We will now implement a solution in Python to compute the closeness centrality of nodes in a social network graph. The graph will be represented as an adjacency list, and we will use the breadth-first search (BFS) algorithm to compute the shortest path lengths between nodes.

def bfs_shortest_path(graph, start_node):
    # Initialize the distances and queue
    distances = {node: float('inf') for node in graph}
    distances[start_node] = 0
    queue = [start_node]

    # Iterate through the queue
    while queue:
        current_node = queue.pop(0)

        # Check neighbors of the current node
        for neighbor in graph[current_node]:
            # Update distances if a shorter path is found
            if distances[current_node] + 1 < distances[neighbor]:
                distances[neighbor] = distances[current_node] + 1
                queue.append(neighbor)

    return distances

def closeness_centrality(graph):
    centrality = {}
    num_nodes = len(graph)

    for node in graph:
        # Compute shortest path lengths from the node to all other nodes
        shortest_path_lengths = bfs_shortest_path(graph, node).values()

        # Compute the average shortest path length and closeness centrality
        avg_path_length = sum(shortest_path_lengths) / (num_nodes - 1)
        centrality[node] = 1 / avg_path_length

    return centrality

To test the code with a sample social network graph, we can define the graph as an adjacency list and call the closeness_centrality function:

# Sample social network graph as an adjacency list
graph = {
    'A': ['B', 'C'],
    'B': ['A', 'C', 'D'],
    'C': ['A', 'B', 'D'],
    'D': ['B', 'C', 'E'],
    'E': ['D']
}

# Compute closeness centrality
centrality = closeness_centrality(graph)
print(centrality)

Intuitions and Analogies

The code solution consists of two main functions: bfs_shortest_path and closeness_centrality. The bfs_shortest_path function computes the shortest path lengths from a given start node to all other nodes in the graph using the BFS algorithm. The closeness_centrality function iterates through all nodes in the graph, computes the average shortest path length from each node to all other nodes, and calculates its closeness centrality.

The intuition behind using BFS for computing shortest path lengths is that BFS explores nodes in increasing order of distance from the start node. This ensures that we find the shortest paths to all other nodes in the graph.

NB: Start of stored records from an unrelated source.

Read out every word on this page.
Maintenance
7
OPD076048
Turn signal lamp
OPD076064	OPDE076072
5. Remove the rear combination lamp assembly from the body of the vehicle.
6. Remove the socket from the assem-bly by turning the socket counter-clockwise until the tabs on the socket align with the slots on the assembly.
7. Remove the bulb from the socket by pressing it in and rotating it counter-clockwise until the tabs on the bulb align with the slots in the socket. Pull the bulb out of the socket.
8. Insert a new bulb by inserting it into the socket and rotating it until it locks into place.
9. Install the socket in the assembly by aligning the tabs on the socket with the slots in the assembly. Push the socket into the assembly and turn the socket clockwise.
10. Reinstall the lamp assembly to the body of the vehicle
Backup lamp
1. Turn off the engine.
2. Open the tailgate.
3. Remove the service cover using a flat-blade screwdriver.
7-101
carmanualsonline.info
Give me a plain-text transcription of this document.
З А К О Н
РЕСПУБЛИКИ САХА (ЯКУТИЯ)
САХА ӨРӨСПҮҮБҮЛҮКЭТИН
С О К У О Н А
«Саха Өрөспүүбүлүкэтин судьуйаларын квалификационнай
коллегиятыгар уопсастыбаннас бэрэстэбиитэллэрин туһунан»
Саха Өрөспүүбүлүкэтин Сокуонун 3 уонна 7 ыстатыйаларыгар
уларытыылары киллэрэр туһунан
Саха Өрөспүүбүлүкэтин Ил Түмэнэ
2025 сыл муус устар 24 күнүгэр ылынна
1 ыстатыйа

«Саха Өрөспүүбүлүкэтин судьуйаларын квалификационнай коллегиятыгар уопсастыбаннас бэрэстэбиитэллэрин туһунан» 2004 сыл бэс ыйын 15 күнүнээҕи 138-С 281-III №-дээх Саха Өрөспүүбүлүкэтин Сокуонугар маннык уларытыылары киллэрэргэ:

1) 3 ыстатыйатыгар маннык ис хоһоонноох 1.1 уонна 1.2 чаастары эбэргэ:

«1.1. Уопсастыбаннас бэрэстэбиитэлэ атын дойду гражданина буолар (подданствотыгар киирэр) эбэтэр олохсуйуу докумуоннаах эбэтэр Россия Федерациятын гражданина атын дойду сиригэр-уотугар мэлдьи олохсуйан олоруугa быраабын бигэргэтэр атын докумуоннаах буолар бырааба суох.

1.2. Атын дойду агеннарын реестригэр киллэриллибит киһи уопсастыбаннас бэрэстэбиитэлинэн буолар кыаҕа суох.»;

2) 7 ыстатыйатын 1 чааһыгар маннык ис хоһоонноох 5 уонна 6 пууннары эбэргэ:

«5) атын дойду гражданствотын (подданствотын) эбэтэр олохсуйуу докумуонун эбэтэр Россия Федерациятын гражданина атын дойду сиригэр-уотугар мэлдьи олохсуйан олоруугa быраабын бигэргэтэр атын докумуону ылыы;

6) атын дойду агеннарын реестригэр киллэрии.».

Extending the Solution to Other Real-world Problems

The code solution provided can be easily adapted to solve other real-world problems related to closeness centrality, such as identifying central nodes in transportation networks or key proteins in biological networks. By representing the problem as a graph and modifying the adjacency list accordingly, the closeness_centrality function can be used to compute the closeness centrality of nodes in any graph.